Seeing no prospect of life improving he decided to take his chances and try to make it to the US to start a new life with his daughter.
It was a long, risky and expensive journey.
"I sold everything: my house, my appliances," he explains. "I got into a lot of debt as well to gather the $10,000 I needed to pay for the journey."
Mr Manresa's first destination was British Guyana where he paid the bulk of his money to traffickers who then took him on a complicated journey via Brazil, Venezuela, Colombia, Panama, Costa Rica, Nicaragua and Guatemala before finally reaching Mexico.
At the start of their journey he and his daughter were part of a group of 150 Cubans, but by the time they finally made it to the Mexican border there were just 20 people left.
Some had been detained by local police and others got lost along the way.
For many Cubans, the journey to the US now takes months, rather than the few weeks most anticipate.
Recently many South and Central American countries have implemented tighter rules for crossing their borders in order to deal with growing numbers of Cubans trying to make it to the US before the door finally closes.
Statistics from the US Customs and Border Protection Office showed that more than 45,000 Cubans entered the US in 2016, up from 25,000 in 2014.
Cubans in the United States
- There were more than two million people of Cuban ancestry living in the United States in 2013, about 68% of whom lived in Florida
- The number of Cubans entering the US has increased significantly since President Obama began his rapprochement with the island's government.
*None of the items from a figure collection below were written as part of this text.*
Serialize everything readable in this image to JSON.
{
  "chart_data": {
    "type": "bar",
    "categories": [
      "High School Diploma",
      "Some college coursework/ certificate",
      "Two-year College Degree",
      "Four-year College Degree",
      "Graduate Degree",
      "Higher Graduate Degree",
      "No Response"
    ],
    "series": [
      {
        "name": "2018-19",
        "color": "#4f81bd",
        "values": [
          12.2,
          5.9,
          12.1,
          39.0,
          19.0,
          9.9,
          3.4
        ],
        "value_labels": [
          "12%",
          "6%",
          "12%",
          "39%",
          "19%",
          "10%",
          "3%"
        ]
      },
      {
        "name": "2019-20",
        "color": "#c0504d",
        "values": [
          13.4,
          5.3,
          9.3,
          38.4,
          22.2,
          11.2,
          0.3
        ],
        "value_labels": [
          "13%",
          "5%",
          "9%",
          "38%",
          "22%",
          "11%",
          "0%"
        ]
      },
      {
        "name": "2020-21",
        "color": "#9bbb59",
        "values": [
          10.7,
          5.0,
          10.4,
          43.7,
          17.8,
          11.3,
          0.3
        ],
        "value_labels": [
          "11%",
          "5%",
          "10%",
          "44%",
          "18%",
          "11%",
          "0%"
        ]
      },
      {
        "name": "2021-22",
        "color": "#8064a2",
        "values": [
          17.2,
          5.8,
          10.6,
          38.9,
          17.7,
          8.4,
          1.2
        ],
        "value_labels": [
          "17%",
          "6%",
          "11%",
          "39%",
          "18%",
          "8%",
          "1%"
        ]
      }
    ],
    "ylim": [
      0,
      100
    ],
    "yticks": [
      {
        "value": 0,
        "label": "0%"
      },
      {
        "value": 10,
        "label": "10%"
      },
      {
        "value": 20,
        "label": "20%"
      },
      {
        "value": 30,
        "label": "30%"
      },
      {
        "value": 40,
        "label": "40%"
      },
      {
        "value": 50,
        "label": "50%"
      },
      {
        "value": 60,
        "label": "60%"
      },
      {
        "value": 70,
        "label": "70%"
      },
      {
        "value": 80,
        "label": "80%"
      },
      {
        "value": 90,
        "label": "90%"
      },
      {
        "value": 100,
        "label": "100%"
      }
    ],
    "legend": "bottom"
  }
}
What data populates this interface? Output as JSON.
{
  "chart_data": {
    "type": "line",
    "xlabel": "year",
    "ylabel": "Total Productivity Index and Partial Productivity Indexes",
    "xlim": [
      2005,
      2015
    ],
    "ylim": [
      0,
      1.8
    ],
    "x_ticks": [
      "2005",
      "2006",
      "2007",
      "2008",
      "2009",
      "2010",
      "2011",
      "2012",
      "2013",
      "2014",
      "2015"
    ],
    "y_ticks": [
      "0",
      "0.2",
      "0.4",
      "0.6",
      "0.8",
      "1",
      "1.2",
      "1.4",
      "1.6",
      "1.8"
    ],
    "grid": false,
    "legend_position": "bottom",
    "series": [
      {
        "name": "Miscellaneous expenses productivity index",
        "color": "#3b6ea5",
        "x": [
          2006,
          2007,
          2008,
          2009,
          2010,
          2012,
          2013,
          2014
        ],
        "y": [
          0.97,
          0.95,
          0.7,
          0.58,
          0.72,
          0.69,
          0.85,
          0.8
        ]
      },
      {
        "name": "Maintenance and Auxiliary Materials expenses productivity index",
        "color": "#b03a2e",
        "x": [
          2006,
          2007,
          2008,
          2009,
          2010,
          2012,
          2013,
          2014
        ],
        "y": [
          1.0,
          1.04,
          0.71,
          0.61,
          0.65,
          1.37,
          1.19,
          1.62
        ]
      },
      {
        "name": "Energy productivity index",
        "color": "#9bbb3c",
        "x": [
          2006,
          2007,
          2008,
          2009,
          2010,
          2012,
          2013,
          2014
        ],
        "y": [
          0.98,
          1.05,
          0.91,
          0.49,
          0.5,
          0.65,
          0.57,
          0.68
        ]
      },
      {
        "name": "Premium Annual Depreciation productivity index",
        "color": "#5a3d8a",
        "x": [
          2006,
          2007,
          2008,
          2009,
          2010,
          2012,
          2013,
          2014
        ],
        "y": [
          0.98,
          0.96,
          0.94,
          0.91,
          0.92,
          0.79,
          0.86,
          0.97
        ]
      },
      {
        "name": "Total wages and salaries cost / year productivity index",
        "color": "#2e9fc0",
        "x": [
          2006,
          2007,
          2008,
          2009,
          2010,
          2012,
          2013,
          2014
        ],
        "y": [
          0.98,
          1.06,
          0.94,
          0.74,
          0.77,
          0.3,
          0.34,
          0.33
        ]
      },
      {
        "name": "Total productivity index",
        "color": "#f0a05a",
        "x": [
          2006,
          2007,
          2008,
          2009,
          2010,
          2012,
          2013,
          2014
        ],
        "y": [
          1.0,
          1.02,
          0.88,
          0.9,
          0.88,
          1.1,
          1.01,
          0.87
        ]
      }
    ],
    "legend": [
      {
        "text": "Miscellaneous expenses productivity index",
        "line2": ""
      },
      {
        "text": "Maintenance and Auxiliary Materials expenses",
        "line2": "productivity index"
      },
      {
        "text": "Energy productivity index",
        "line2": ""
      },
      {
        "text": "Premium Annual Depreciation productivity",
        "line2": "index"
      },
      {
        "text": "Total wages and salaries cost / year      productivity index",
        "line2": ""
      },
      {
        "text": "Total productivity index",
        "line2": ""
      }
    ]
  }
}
In the 2014 fiscal year, 24,278 Cubans arrived in the US. Nearly double that number - 43,159 - arrived in 2015, and more than that arrived last year
- Public opinion polls suggest that recent arrivals and Cuban-Americans born in the US are more supportive of warming US-Cuba relations than those who arrived before 1980
Sources: Pew Research Center; Cuban Research Institute
Most of these people are coming in through Mexico.
When Jose Enrique Manresa arrived in southern Mexico at the start of the week he discovered there were already 600 Cubans in the queue ahead of him waiting for an immigration permit to enter the US.
News that he may have arrived just too late has plunged him into despair.
"Obama, because he's leaving, suddenly takes the idea of repealing a law that has been going on for many years and has favoured many Cubans," he told the BBC.
Some Cuban migrants now even wonder if the decision could be "a reprisal" because so many Cuban Americans voted for Donald Trump, he added.
Mr Manresa and his daughter are now facing possible deportation to a detention centre in Cuba, and say all they have left is "a change of clothes and a pair of shoes".
"We do not know anything," he says. "We do not know what we are going to do."